И мысли в голове в его такие странные, чуждые, непривычные. Раньше Акура никогда особо не задумывался о силе причиняемой боли. И всегда заслуженно считал себя еще тем монстром. Наслаждался жестокостью. Ему нравилось видеть, как при последнем взмахе меча, жертва его всегда нервно дергалась. Ему нравилось бить, ломать хребты, выбивать зубы, резать чужую плоть. Он всегда получал от этого моральное удовлетворение. И никогда в своей жизни не задавался вопросами нравственности. Никогда не думал, что вот это хорошо, а вот это плохо. Примитивно, конечно, звучит, зато суть и смысл ясны. Но сегодня, сейчас, это почему-то так режет по глазам. И мужчина с удивлением для себя обнаруживает, что оказывается может быть гораздо более человечнее, чем думает сам. Акура зачем-то вспоминает Нобару, и под ложечкой начинает неприятно сосать.

А девушка такая тонкая, все всхлипывает. Плечи ее поникают, и голову она опускает. Ее длинные светлые волосы падают ей на лицо. Акура моргает, хмурится. Ему не нравятся те ассоциации, что рождаются в сознании. Сейчас, всхлипывающая, дрожащая, на грани рвущей истерики незнакомка, с такими же волосами, такая же молодая, хрупкая и при таком сумрачном освещении, эта девушка видится ему так похожей на его Нобару. И Акуре совсем не нравится так думать. А девушка вдруг еще и голову вновь к нему поднимает, смотрит прямо на мужчину. Жалостливо так, просительно. И эти глаза, мать вашу, эти глаза. Зеленого, тоже такого глубокого зеленого цвета. Словно, если бы у Нобару была сестра, то ей бы могла оказаться непременно она.

Акура сглатывает, трясет головой. Нет, с ним творится какая-то хуйня. И сейчас он может думать лишь так, грубо, матерно. Ведь иного у него просто не остается. Мужчина чувствует, как начинает злиться, смакует маты на языке.
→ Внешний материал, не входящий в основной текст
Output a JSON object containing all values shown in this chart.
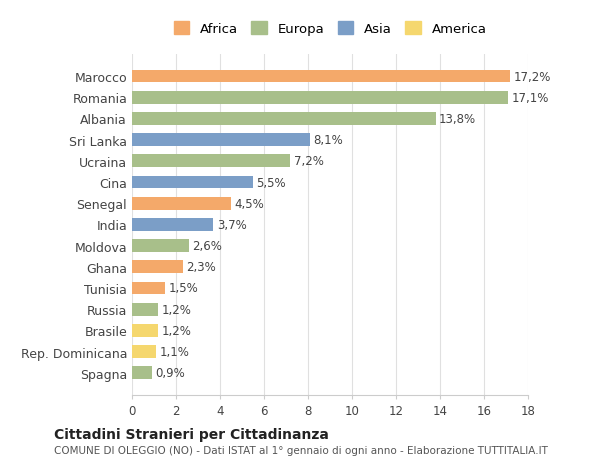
{
  "categories": [
    "Marocco",
    "Romania",
    "Albania",
    "Sri Lanka",
    "Ucraina",
    "Cina",
    "Senegal",
    "India",
    "Moldova",
    "Ghana",
    "Tunisia",
    "Russia",
    "Brasile",
    "Rep. Dominicana",
    "Spagna"
  ],
  "values": [
    17.2,
    17.1,
    13.8,
    8.1,
    7.2,
    5.5,
    4.5,
    3.7,
    2.6,
    2.3,
    1.5,
    1.2,
    1.2,
    1.1,
    0.9
  ],
  "labels": [
    "17,2%",
    "17,1%",
    "13,8%",
    "8,1%",
    "7,2%",
    "5,5%",
    "4,5%",
    "3,7%",
    "2,6%",
    "2,3%",
    "1,5%",
    "1,2%",
    "1,2%",
    "1,1%",
    "0,9%"
  ],
  "continents": [
    "Africa",
    "Europa",
    "Europa",
    "Asia",
    "Europa",
    "Asia",
    "Africa",
    "Asia",
    "Europa",
    "Africa",
    "Africa",
    "Europa",
    "America",
    "America",
    "Europa"
  ],
  "colors": {
    "Africa": "#F4A96A",
    "Europa": "#A8BF8A",
    "Asia": "#7B9EC7",
    "America": "#F5D76E"
  },
  "legend_order": [
    "Africa",
    "Europa",
    "Asia",
    "America"
  ],
  "title": "Cittadini Stranieri per Cittadinanza",
  "subtitle": "COMUNE DI OLEGGIO (NO) - Dati ISTAT al 1° gennaio di ogni anno - Elaborazione TUTTITALIA.IT",
  "xlim": [
    0,
    18
  ],
  "xticks": [
    0,
    2,
    4,
    6,
    8,
    10,
    12,
    14,
    16,
    18
  ],
  "background_color": "#ffffff",
  "grid_color": "#e0e0e0"
}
Эта девка Лиса сотворила с ним что-то ненормальное, такое дикое, что у него грудь вздымается и опадает, потому что не хватает воздуха. Пролезла ему в самое сердце, самый мозг, заставляет думать, мыслить неправильно. Анализировать на иной манер.
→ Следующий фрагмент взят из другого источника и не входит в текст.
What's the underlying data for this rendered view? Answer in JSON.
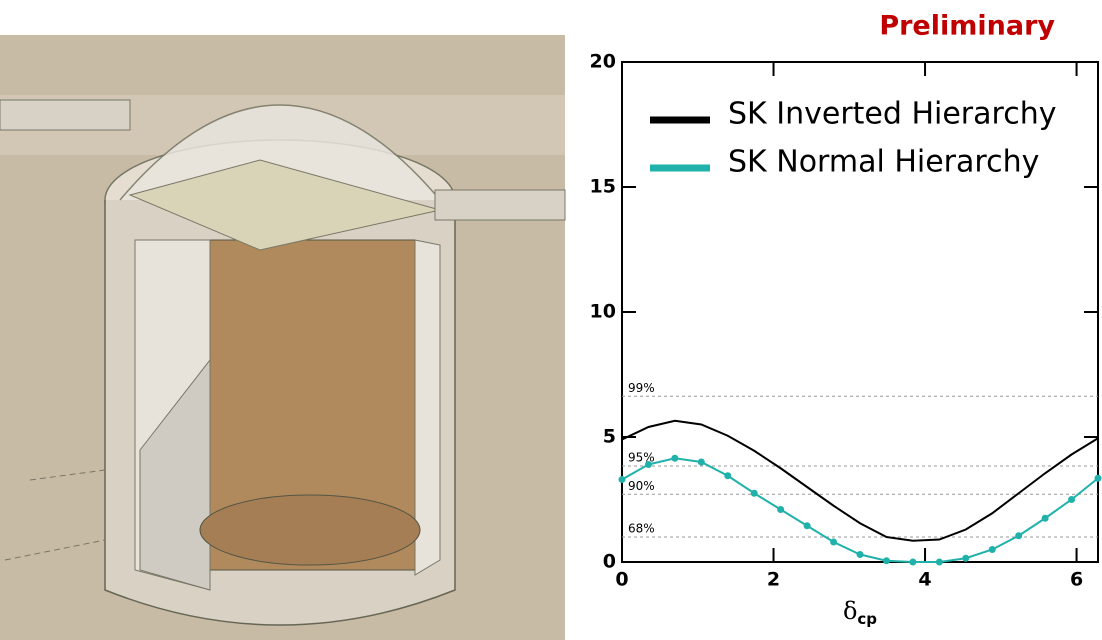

Акура смотрит на эту незнакомку мгновение, а потом протягивает руку и простым, легким движением притягивает ее к себе, утыкается подбородком в ее макушку. И слышит, как девушку эту одолевают слезы. Горячие, соленые, горькие. Она плачет вцепившись в него ослабшей здоровой рукой, с дрожащим, изувеченным телом, а он клинок свой стальной уже достает, зажимая его в ладони. Лучше добить, что бы не мучалась. Решая поступить так, как ему кажется будет разумнее всего. Ведь даже если он оставит сейчас её умирать своей тихой смертью от всех этих ран и потери пролитой крови, то существо сотворившее с ней все это, непременно за своей беглянкой вернется, заберет себе последние минуты угасающей жизни.